NeMo-RL Coding Guidelines

Note: This repository is Python-first. Prefer the Python guidelines in this document.

Style Guides We Follow

Python: Google Python Style Guide
Shell: Google Shell Style Guide

uv Guidelines

Use uv run instead of python

Use uv run to execute scripts, rather than activating a virtual environment and calling python directly.

Don't:

source .venv/bin/activate
python examples/run_grpo_math.py

Do:

uv run examples/run_grpo_math.py

Exception: Dockerfile.ngc_pytorch is exempt from this rule.

Python Coding Guidelines

Python Standard

The code developed for NeMo RL should conform to Python 3.12+.

Indentation

Indent code with 4 spaces. Do not use tabs.

Naming

Identifier Format

Files

snake_case: some_file.py

Classes

PascalCase: class SomeClass

Functions and Methods

snake_case: def my_awesome_function():

Local Variables

snake_case: my_variable = ...
prefix k for variable names that start with a number: k_99th_percentile = ...

Global Variables

upper snake_case and prefix G: G_MY_GLOBAL = ...

Constants

upper snake_case: MY_CONSTANT = ...

Identifier Guidelines

Avoid shadowing variables declared in an outer scope.
Initialize all externally visible memberes of a class in the constructor.

Comments

For interfaces that may be used outside a file, prefer docstrings over comments.
Comments should be reserved for code within a function, or interfaces that are local to a file.
If a piece of code is commented out, there should be a comment around that piece of code describing it's usage and why it's commented out. Otherwise that is a debug comment and it should be removed before merging

Docstring Syntax

Classes and Functions

Use the Google style, which can be parsed by Sphinx.

Avoid Reflection

Avoid using reflection when functionality can be easily achieved without reflection.

For example, instead of:

def make_complex(*args):
    x, y = args
    return dict(**locals())

Do:

def make_complex(x, y):
    return {'x': x, 'y': y}

Error Handling

When using try-except blocks, limit the except to the smallest set of errors possible.

For example, instead of:

try:
    open(path, "r").read()
except:
    print("Failed to open file")

Do:

try:
    open(path, "r").read()
except FileNotFoundError:
    print("Failed to open file")

When using try-except blocks to handle multiple possible variable types (i.e. duck-typing), keep the body of the try as small as possible, using the else block to implement the logic.

For example, instead of:

try:
    f.seek(0)
    f.read()
except AttributeError:
    ... # Not a file-like object, do something else

Do:

try:
    f.seek # Do not call to minimize chance of unrelated failure
except AttributeError:
    ... # Not a file-like object, do something else
else:
    f.seek(0)
    f.read()

Configuration Defaults

YAML is the single source of truth for defaults.

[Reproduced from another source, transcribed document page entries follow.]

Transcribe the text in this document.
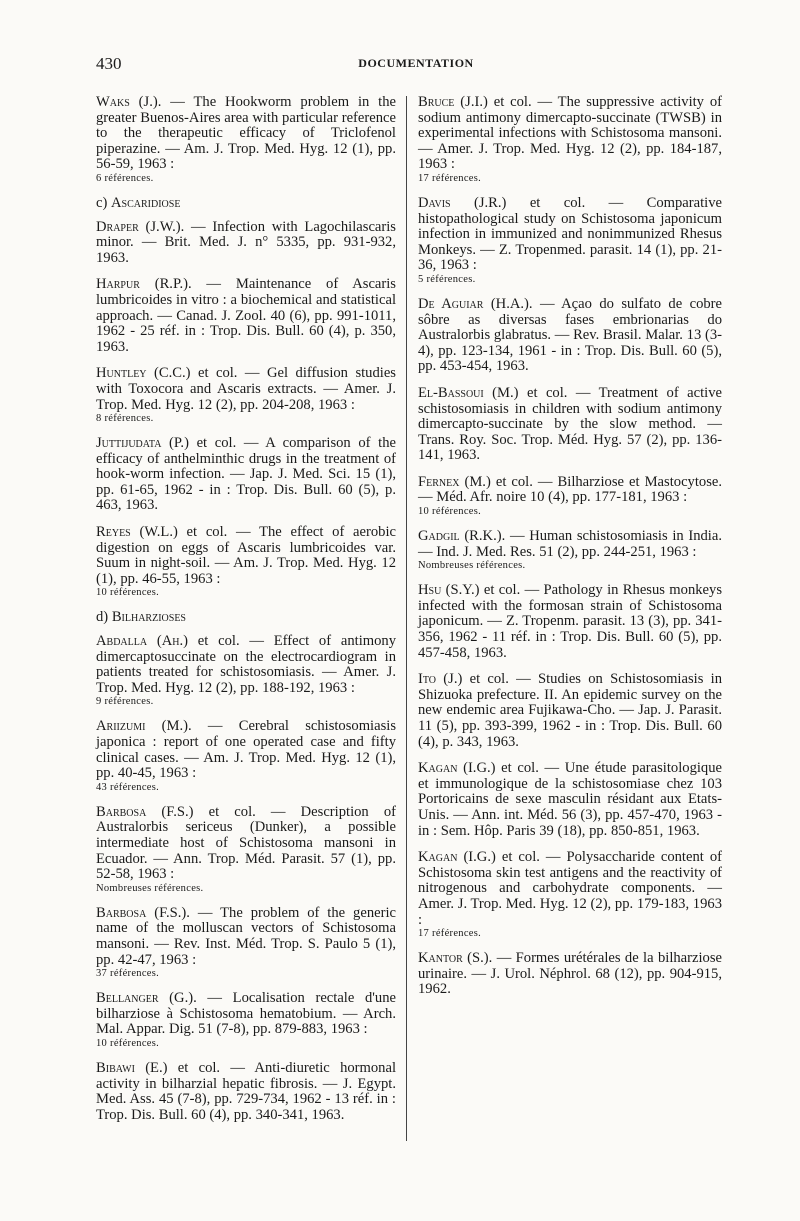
430	DOCUMENTATION
Waks (J.). — The Hookworm problem in the greater Buenos-Aires area with particular reference to the therapeutic efficacy of Triclofenol piperazine. — Am. J. Trop. Med. Hyg. 12 (1), pp. 56-59, 1963 :
6 références.
c) Ascaridiose
Draper (J.W.). — Infection with Lagochilascaris minor. — Brit. Med. J. n° 5335, pp. 931-932, 1963.
Harpur (R.P.). — Maintenance of Ascaris lumbricoides in vitro : a biochemical and statistical approach. — Canad. J. Zool. 40 (6), pp. 991-1011, 1962 - 25 réf. in : Trop. Dis. Bull. 60 (4), p. 350, 1963.
Huntley (C.C.) et col. — Gel diffusion studies with Toxocora and Ascaris extracts. — Amer. J. Trop. Med. Hyg. 12 (2), pp. 204-208, 1963 :
8 références.
Juttijudata (P.) et col. — A comparison of the efficacy of anthelminthic drugs in the treatment of hook-worm infection. — Jap. J. Med. Sci. 15 (1), pp. 61-65, 1962 - in : Trop. Dis. Bull. 60 (5), p. 463, 1963.
Reyes (W.L.) et col. — The effect of aerobic digestion on eggs of Ascaris lumbricoides var. Suum in night-soil. — Am. J. Trop. Med. Hyg. 12 (1), pp. 46-55, 1963 :
10 références.
d) Bilharzioses
Abdalla (Ah.) et col. — Effect of antimony dimercaptosuccinate on the electrocardiogram in patients treated for schistosomiasis. — Amer. J. Trop. Med. Hyg. 12 (2), pp. 188-192, 1963 :
9 références.
Ariizumi (M.). — Cerebral schistosomiasis japonica : report of one operated case and fifty clinical cases. — Am. J. Trop. Med. Hyg. 12 (1), pp. 40-45, 1963 :
43 références.
Barbosa (F.S.) et col. — Description of Australorbis sericeus (Dunker), a possible intermediate host of Schistosoma mansoni in Ecuador. — Ann. Trop. Méd. Parasit. 57 (1), pp. 52-58, 1963 :
Nombreuses références.
Barbosa (F.S.). — The problem of the generic name of the molluscan vectors of Schistosoma mansoni. — Rev. Inst. Méd. Trop. S. Paulo 5 (1), pp. 42-47, 1963 :
37 références.
Bellanger (G.). — Localisation rectale d'une bilharziose à Schistosoma hematobium. — Arch. Mal. Appar. Dig. 51 (7-8), pp. 879-883, 1963 :
10 références.
Bibawi (E.) et col. — Anti-diuretic hormonal activity in bilharzial hepatic fibrosis. — J. Egypt. Med. Ass. 45 (7-8), pp. 729-734, 1962 - 13 réf. in : Trop. Dis. Bull. 60 (4), pp. 340-341, 1963.
Bruce (J.I.) et col. — The suppressive activity of sodium antimony dimercapto-succinate (TWSB) in experimental infections with Schistosoma mansoni. — Amer. J. Trop. Med. Hyg. 12 (2), pp. 184-187, 1963 :
17 références.
Davis (J.R.) et col. — Comparative histopathological study on Schistosoma japonicum infection in immunized and nonimmunized Rhesus Monkeys. — Z. Tropenmed. parasit. 14 (1), pp. 21-36, 1963 :
5 références.
De Aguiar (H.A.). — Açao do sulfato de cobre sôbre as diversas fases embrionarias do Australorbis glabratus. — Rev. Brasil. Malar. 13 (3-4), pp. 123-134, 1961 - in : Trop. Dis. Bull. 60 (5), pp. 453-454, 1963.
El-Bassoui (M.) et col. — Treatment of active schistosomiasis in children with sodium antimony dimercapto-succinate by the slow method. — Trans. Roy. Soc. Trop. Méd. Hyg. 57 (2), pp. 136-141, 1963.
Fernex (M.) et col. — Bilharziose et Mastocytose. — Méd. Afr. noire 10 (4), pp. 177-181, 1963 :
10 références.
Gadgil (R.K.). — Human schistosomiasis in India. — Ind. J. Med. Res. 51 (2), pp. 244-251, 1963 :
Nombreuses références.
Hsu (S.Y.) et col. — Pathology in Rhesus monkeys infected with the formosan strain of Schistosoma japonicum. — Z. Tropenm. parasit. 13 (3), pp. 341-356, 1962 - 11 réf. in : Trop. Dis. Bull. 60 (5), pp. 457-458, 1963.
Ito (J.) et col. — Studies on Schistosomiasis in Shizuoka prefecture. II. An epidemic survey on the new endemic area Fujikawa-Cho. — Jap. J. Parasit. 11 (5), pp. 393-399, 1962 - in : Trop. Dis. Bull. 60 (4), p. 343, 1963.
Kagan (I.G.) et col. — Une étude parasitologique et immunologique de la schistosomiase chez 103 Portoricains de sexe masculin résidant aux Etats-Unis. — Ann. int. Méd. 56 (3), pp. 457-470, 1963 - in : Sem. Hôp. Paris 39 (18), pp. 850-851, 1963.
Kagan (I.G.) et col. — Polysaccharide content of Schistosoma skin test antigens and the reactivity of nitrogenous and carbohydrate components. — Amer. J. Trop. Med. Hyg. 12 (2), pp. 179-183, 1963 :
17 références.
Kantor (S.). — Formes urétérales de la bilharziose urinaire. — J. Urol. Néphrol. 68 (12), pp. 904-915, 1962.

Do not set non-None defaults in the code for configuration values. The loaded YAML (and any user overrides) must supply required values.
Access config directly and expect presence. For required attributes, write code like policy_cfg["precision"] and assume it is present. Do not introduce hidden defaults deep in the code (e.g., defaulting policy.precision to "bfloat16").
Express optionality via TypedDict. Use typing.NotRequired to mark optional attributes. Optional attributes may be absent/None; code may check for their presence.
Where defaults live. Exemplar configs under examples/configs/*.yaml include documented defaults. Recipe YAMLs under examples/configs/recipes/**/*.yaml are runnable snapshots and may omit documentation.
Additions must be documented. When adding a new config key to a TypedDict subclass, document the key’s purpose, valid values/types, and recommended default (if applicable), and reflect the default in the exemplar YAMLs under examples/configs/*.yaml.
Rationale. Centralizing defaults in YAML avoids surprising behavior and makes value provenance clear.

Forbidden patterns:

# Hidden default in code
precision = policy_cfg.get("precision", "bfloat16")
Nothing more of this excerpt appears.